14H Les premiers rayons percent, timides, encore froids. L’évêque Jean-Marc Eychenne fait lui aussi son apparition, le geste avenant, sourire aux lèvres. Il se prête volontiers aux interview.
Jean-Marc Eychenne en interview Photo : Lo Benaset
Parle de repentance, de ces crimes, ces souffrances intolérables, indéfendables commis par l’Eglise. De ces chrétiens pas tout à fait comme les autres, que l’Eglise a pourchassé, jusqu’à les faire mourir sur un bûcher… Parle de l’Histoire qui ne manquera pas de juger quelques siècles plus tard les faits commis aujourd’hui, ces migrants que l’on se doit d’accueillir.
15H La place de Monségur est désormais bien ensoleillée, noire de monde. On se presse pour rentrer dans l’église. Les forces de l’ordre sont omniprésentes, fouillent et refouillent, ont inspecté l’église dans les moindres recoins. Presque 200 personnes à l’intérieur, 400 à l’extérieur… Edouard de Laportalière et Monseigneur Eychenne donne des poignées de main, des signes de fraternité. A des fidèles, mais aussi des non-croyants, des politiques, des occitans, beaucoup d’étrangers. J’ai rencontré des personnes venues spécialement de Suisse, de New-York, d’Allemagne, de Catalogne, d’Espagne, d’Angleterre, dont un grand gaillard de deux mètres avec un écusson « catars ». Le silence commence à remplir l’église.
15H20 Edouard de Laportalière puis l’évêque formulent leur demande de pardon. Un tau du christ pendu autour du cou (signe cher aux disciples de Saint François d’Assise).
L’évêque qui porte la croix en tau Photo : Lo Benaset
Il y a cette image forte de Jean-Marc Eychenne et 2 prêtres, face au chœur, à genoux sous le regard d’un diacre venu avec sa fille…
Les mots de l’évêque sont forts : « Sous les cendres, les braises sont encore chaudes. Le feu de l’injustice brûle encore. » Ils savent être simples : « nous avons le désir de tendresse et de paix », il cite Hannah Arendt qui a analysé « la banalité du mal ». « Nous demandons la capacité de pleurer, de briser la glace de nos indifférences.. Que la pluie de nos larmes éteignent le feu ». Une homélie empreinte d’humanité et de mots justes, faisant parfois référence aux troubadours, à leur poésie, à l’Occitanie et ses valeurs. A ces « rames de laurier qui pourraient reverdir ».
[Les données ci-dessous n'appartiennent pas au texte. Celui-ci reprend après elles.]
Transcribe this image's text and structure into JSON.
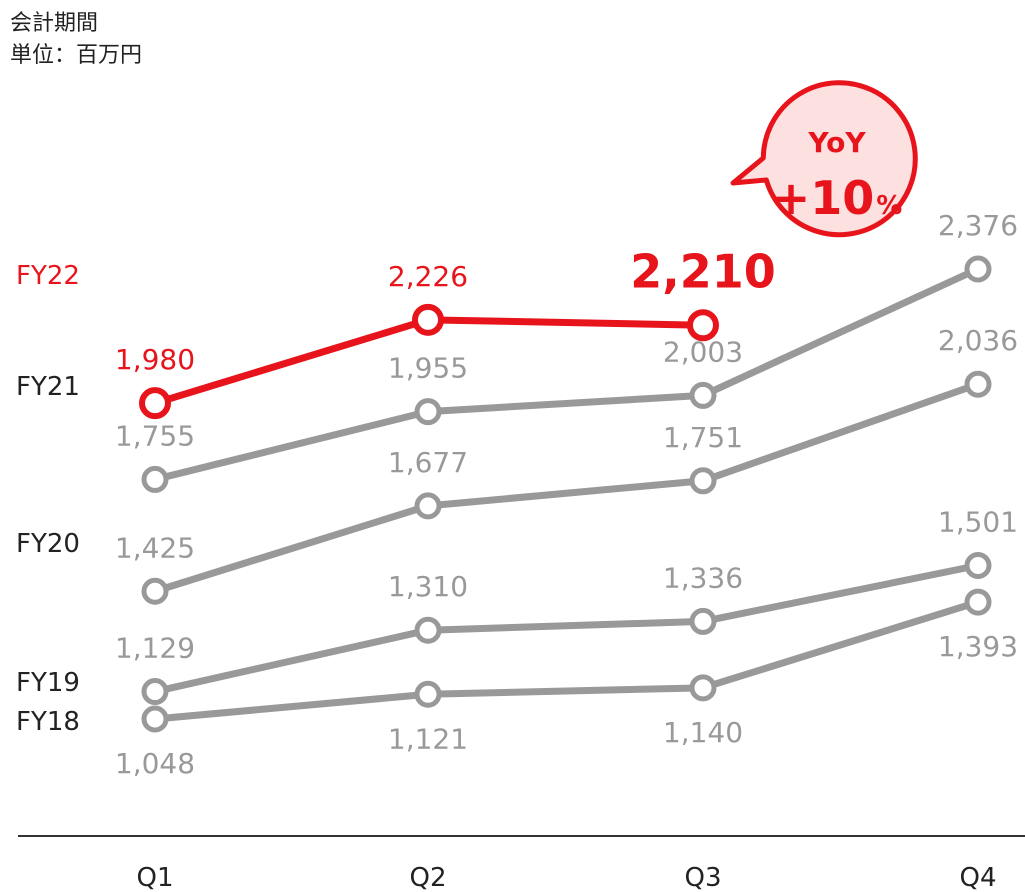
{
  "header": {
    "line1": "会計期間",
    "line2": "単位：百万円"
  },
  "colors": {
    "highlight": "#e8141c",
    "muted": "#999999",
    "axis": "#333333",
    "text": "#222222",
    "bubble_fill": "#fde0e0"
  },
  "callout": {
    "line1": "YoY",
    "line2": "+10",
    "suffix": "%"
  },
  "chart_data": {
    "type": "line",
    "categories": [
      "Q1",
      "Q2",
      "Q3",
      "Q4"
    ],
    "series": [
      {
        "name": "FY18",
        "values": [
          1048,
          1121,
          1140,
          1393
        ],
        "labels": [
          "1,048",
          "1,121",
          "1,140",
          "1,393"
        ]
      },
      {
        "name": "FY19",
        "values": [
          1129,
          1310,
          1336,
          1501
        ],
        "labels": [
          "1,129",
          "1,310",
          "1,336",
          "1,501"
        ]
      },
      {
        "name": "FY20",
        "values": [
          1425,
          1677,
          1751,
          2036
        ],
        "labels": [
          "1,425",
          "1,677",
          "1,751",
          "2,036"
        ]
      },
      {
        "name": "FY21",
        "values": [
          1755,
          1955,
          2003,
          2376
        ],
        "labels": [
          "1,755",
          "1,955",
          "2,003",
          "2,376"
        ]
      },
      {
        "name": "FY22",
        "values": [
          1980,
          2226,
          2210,
          null
        ],
        "labels": [
          "1,980",
          "2,226",
          "2,210",
          ""
        ],
        "highlight": true
      }
    ],
    "grid": false,
    "legend": "direct labels at left of each line"
  }
}
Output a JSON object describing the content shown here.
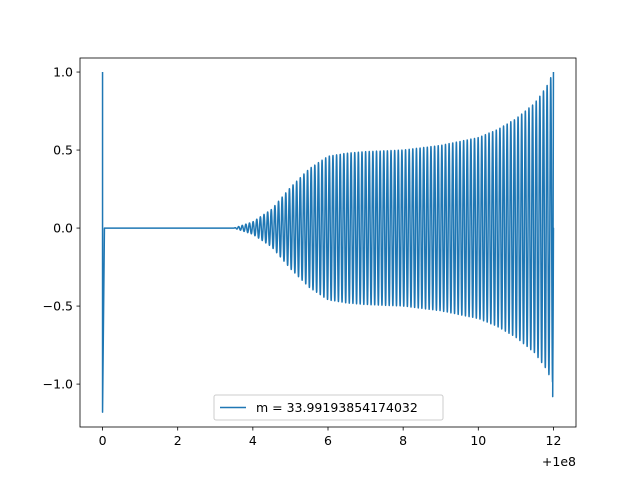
{
  "chart_data": {
    "type": "line",
    "title": "",
    "xlabel": "",
    "ylabel": "",
    "x_offset_label": "+1e8",
    "xlim": [
      -0.6,
      12.6
    ],
    "ylim": [
      -1.275,
      1.09
    ],
    "x_ticks": [
      0,
      2,
      4,
      6,
      8,
      10,
      12
    ],
    "x_tick_labels": [
      "0",
      "2",
      "4",
      "6",
      "8",
      "10",
      "12"
    ],
    "y_ticks": [
      1.0,
      0.5,
      0.0,
      -0.5,
      -1.0
    ],
    "y_tick_labels": [
      "1.0",
      "0.5",
      "0.0",
      "−0.5",
      "−1.0"
    ],
    "grid": false,
    "legend_position": "bottom-center",
    "series": [
      {
        "name": "m = 33.99193854174032",
        "color": "#1f77b4",
        "initial_spike": {
          "x": 0.0,
          "max": 1.0,
          "min": -1.18
        },
        "flat_segment": {
          "x_start": 0.05,
          "x_end": 3.5,
          "y": 0.0
        },
        "oscillation": {
          "x_start": 3.5,
          "x_end": 12.0,
          "cycles": 88,
          "envelope": [
            [
              3.5,
              0.0
            ],
            [
              4.0,
              0.04
            ],
            [
              4.5,
              0.12
            ],
            [
              5.0,
              0.26
            ],
            [
              5.5,
              0.38
            ],
            [
              6.0,
              0.46
            ],
            [
              6.5,
              0.48
            ],
            [
              7.0,
              0.49
            ],
            [
              8.0,
              0.5
            ],
            [
              9.0,
              0.53
            ],
            [
              10.0,
              0.58
            ],
            [
              10.5,
              0.63
            ],
            [
              11.0,
              0.7
            ],
            [
              11.5,
              0.8
            ],
            [
              11.8,
              0.9
            ],
            [
              12.0,
              1.0
            ]
          ],
          "end_min": -1.08
        }
      }
    ]
  }
}
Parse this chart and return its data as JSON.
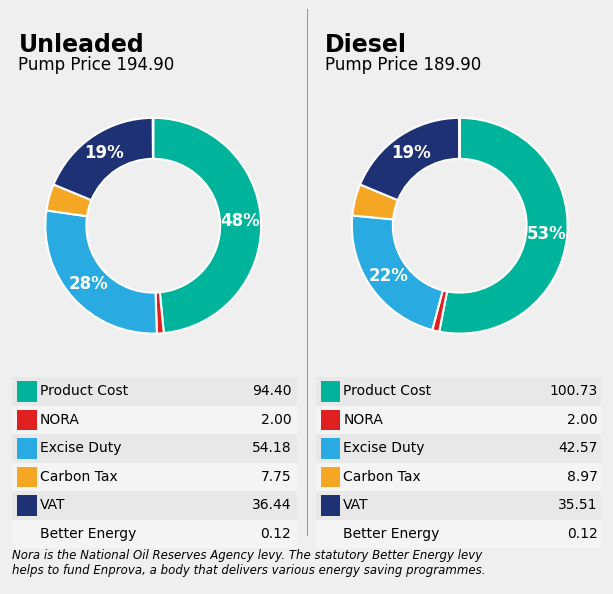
{
  "unleaded": {
    "title": "Unleaded",
    "subtitle": "Pump Price 194.90",
    "values": [
      94.4,
      2.0,
      54.18,
      7.75,
      36.44,
      0.12
    ],
    "display_labels": [
      "48%",
      "",
      "28%",
      "",
      "19%",
      ""
    ],
    "legend_labels": [
      "Product Cost",
      "NORA",
      "Excise Duty",
      "Carbon Tax",
      "VAT",
      "Better Energy"
    ],
    "legend_values": [
      "94.40",
      "2.00",
      "54.18",
      "7.75",
      "36.44",
      "0.12"
    ]
  },
  "diesel": {
    "title": "Diesel",
    "subtitle": "Pump Price 189.90",
    "values": [
      100.73,
      2.0,
      42.57,
      8.97,
      35.51,
      0.12
    ],
    "display_labels": [
      "53%",
      "",
      "22%",
      "",
      "19%",
      ""
    ],
    "legend_labels": [
      "Product Cost",
      "NORA",
      "Excise Duty",
      "Carbon Tax",
      "VAT",
      "Better Energy"
    ],
    "legend_values": [
      "100.73",
      "2.00",
      "42.57",
      "8.97",
      "35.51",
      "0.12"
    ]
  },
  "colors": [
    "#00b49c",
    "#e02020",
    "#29abe2",
    "#f5a623",
    "#1e3175",
    "#ffffff"
  ],
  "bg_color": "#efefef",
  "row_colors": [
    "#e8e8e8",
    "#f4f4f4"
  ],
  "donut_width": 0.38,
  "footnote": "Nora is the National Oil Reserves Agency levy. The statutory Better Energy levy\nhelps to fund Enprova, a body that delivers various energy saving programmes.",
  "divider_color": "#999999"
}
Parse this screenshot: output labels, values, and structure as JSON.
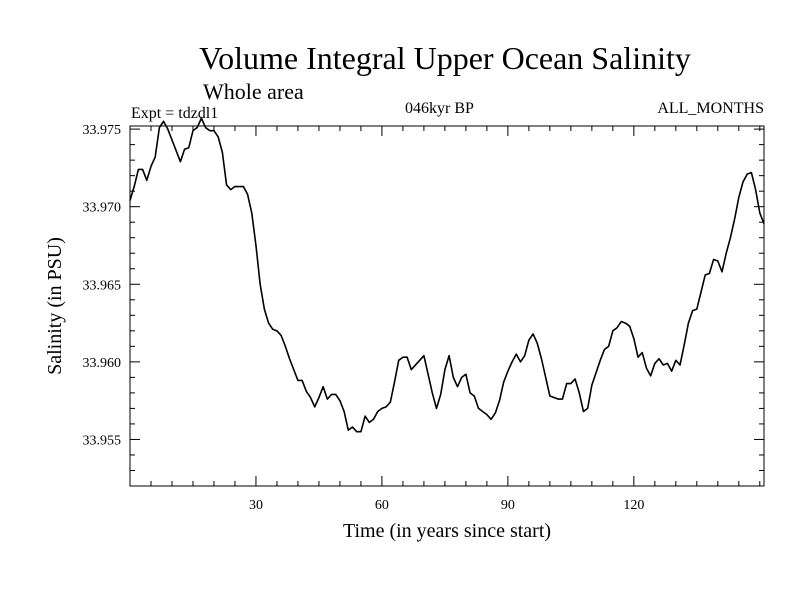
{
  "chart_data": {
    "type": "line",
    "title": "Volume Integral Upper Ocean Salinity",
    "subtitle": "Whole area",
    "annotations": {
      "experiment": "Expt = tdzdl1",
      "period": "046kyr BP",
      "months": "ALL_MONTHS"
    },
    "xlabel": "Time (in years since start)",
    "ylabel": "Salinity (in PSU)",
    "xlim": [
      0,
      151
    ],
    "ylim": [
      33.952,
      33.9752
    ],
    "xticks": [
      30,
      60,
      90,
      120
    ],
    "yticks": [
      33.955,
      33.96,
      33.965,
      33.97,
      33.975
    ],
    "ytick_labels": [
      "33.955",
      "33.960",
      "33.965",
      "33.970",
      "33.975"
    ],
    "series": [
      {
        "name": "Salinity",
        "color": "#000000",
        "x": [
          0,
          1,
          2,
          3,
          4,
          5,
          6,
          7,
          8,
          9,
          10,
          11,
          12,
          13,
          14,
          15,
          16,
          17,
          18,
          19,
          20,
          21,
          22,
          23,
          24,
          25,
          26,
          27,
          28,
          29,
          30,
          31,
          32,
          33,
          34,
          35,
          36,
          37,
          38,
          39,
          40,
          41,
          42,
          43,
          44,
          45,
          46,
          47,
          48,
          49,
          50,
          51,
          52,
          53,
          54,
          55,
          56,
          57,
          58,
          59,
          60,
          61,
          62,
          63,
          64,
          65,
          66,
          67,
          68,
          69,
          70,
          71,
          72,
          73,
          74,
          75,
          76,
          77,
          78,
          79,
          80,
          81,
          82,
          83,
          84,
          85,
          86,
          87,
          88,
          89,
          90,
          91,
          92,
          93,
          94,
          95,
          96,
          97,
          98,
          99,
          100,
          101,
          102,
          103,
          104,
          105,
          106,
          107,
          108,
          109,
          110,
          111,
          112,
          113,
          114,
          115,
          116,
          117,
          118,
          119,
          120,
          121,
          122,
          123,
          124,
          125,
          126,
          127,
          128,
          129,
          130,
          131,
          132,
          133,
          134,
          135,
          136,
          137,
          138,
          139,
          140,
          141,
          142,
          143,
          144,
          145,
          146,
          147,
          148,
          149,
          150,
          151
        ],
        "values": [
          33.9704,
          33.9713,
          33.9724,
          33.9724,
          33.9717,
          33.9726,
          33.9732,
          33.9751,
          33.9755,
          33.975,
          33.9743,
          33.9736,
          33.9729,
          33.9737,
          33.9738,
          33.9749,
          33.9751,
          33.9757,
          33.9751,
          33.9749,
          33.9749,
          33.9745,
          33.9735,
          33.9714,
          33.9711,
          33.9713,
          33.9713,
          33.9713,
          33.9708,
          33.9696,
          33.9675,
          33.965,
          33.9634,
          33.9625,
          33.9621,
          33.962,
          33.9617,
          33.961,
          33.9602,
          33.9595,
          33.9588,
          33.9588,
          33.9581,
          33.9577,
          33.9571,
          33.9577,
          33.9584,
          33.9576,
          33.9579,
          33.9579,
          33.9575,
          33.9568,
          33.9556,
          33.9558,
          33.9555,
          33.9555,
          33.9565,
          33.9561,
          33.9563,
          33.9568,
          33.957,
          33.9571,
          33.9574,
          33.9587,
          33.9601,
          33.9603,
          33.9603,
          33.9595,
          33.9598,
          33.9601,
          33.9604,
          33.9592,
          33.958,
          33.957,
          33.9579,
          33.9595,
          33.9604,
          33.959,
          33.9584,
          33.959,
          33.9592,
          33.958,
          33.9578,
          33.957,
          33.9568,
          33.9566,
          33.9563,
          33.9567,
          33.9575,
          33.9587,
          33.9594,
          33.96,
          33.9605,
          33.96,
          33.9604,
          33.9614,
          33.9618,
          33.9612,
          33.9602,
          33.959,
          33.9578,
          33.9577,
          33.9576,
          33.9576,
          33.9586,
          33.9586,
          33.9589,
          33.958,
          33.9568,
          33.957,
          33.9585,
          33.9593,
          33.9601,
          33.9608,
          33.961,
          33.962,
          33.9622,
          33.9626,
          33.9625,
          33.9623,
          33.9615,
          33.9603,
          33.9606,
          33.9596,
          33.9591,
          33.9599,
          33.9602,
          33.9598,
          33.9599,
          33.9594,
          33.9601,
          33.9598,
          33.9611,
          33.9625,
          33.9633,
          33.9634,
          33.9645,
          33.9656,
          33.9657,
          33.9666,
          33.9665,
          33.9658,
          33.967,
          33.968,
          33.9692,
          33.9706,
          33.9716,
          33.9721,
          33.9722,
          33.9711,
          33.9696,
          33.9689
        ]
      }
    ]
  }
}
15H30 Muriel Batbie entonne a capella le « Jésus Christ » de Guiraut Riquier, tout en retenue et nuances. L’église en frisonne encore. Les portables s’agitent pour prendre des photos, une dizaine de caméras filment l’événement. Elle vient réciter le « Nòstre paire » qui date du XIIIème siècle.
L’émotion a gagné l’église. Après plusieurs gestes de fraternité, un « Boièr » plaintif et prenant chantée par Béatrice et Marie-Ange Lalanne vient clôturer la cérémonie.
16H, direction La Prada, pour une marche silencieuse, sur les hauteurs du village, en contrebas du château. Certainement le lieu où périrent les 225 Parfaits en mars 1244. Le maire de Montségur fait le comptage : plus de 600 personnes, sans compter ceux qui n’ont pas pu ou voulu monter de l’église.
Xavier Vidal, Claude Roméro, Nicolas Desvenain et d’autres jouent de la musique au pied du pog. Le Se Canta est repris par toute l’assistance, une branche de laurier à la main. Le recueillement et l’émotion sont grands. On voit plusieurs personnes, notamment des jeunes complètement pris par la cérémonie. L’évêque est encore là, toujours souriant. Surprise : Marti dégaine sa guitare et chante…Montségur !
17 H, la journée se termine au foyer pour le pot de la Convivencia. L’Eglise a mis du temps pour se faire pardonner mais la personnalité de Jean-Marc Eychenne ne laisse aucune ambiguïté sur la sincérité du geste.
Le dernier Parfait Guilhem Bélibaste l’avait prédit : « Al cap de 700 ans, verdejarà lo laurèl ». Au bout de 700 ans, le laurier a bien reverdi à Montségur. Et ses ramifications pourraient être nombreuses.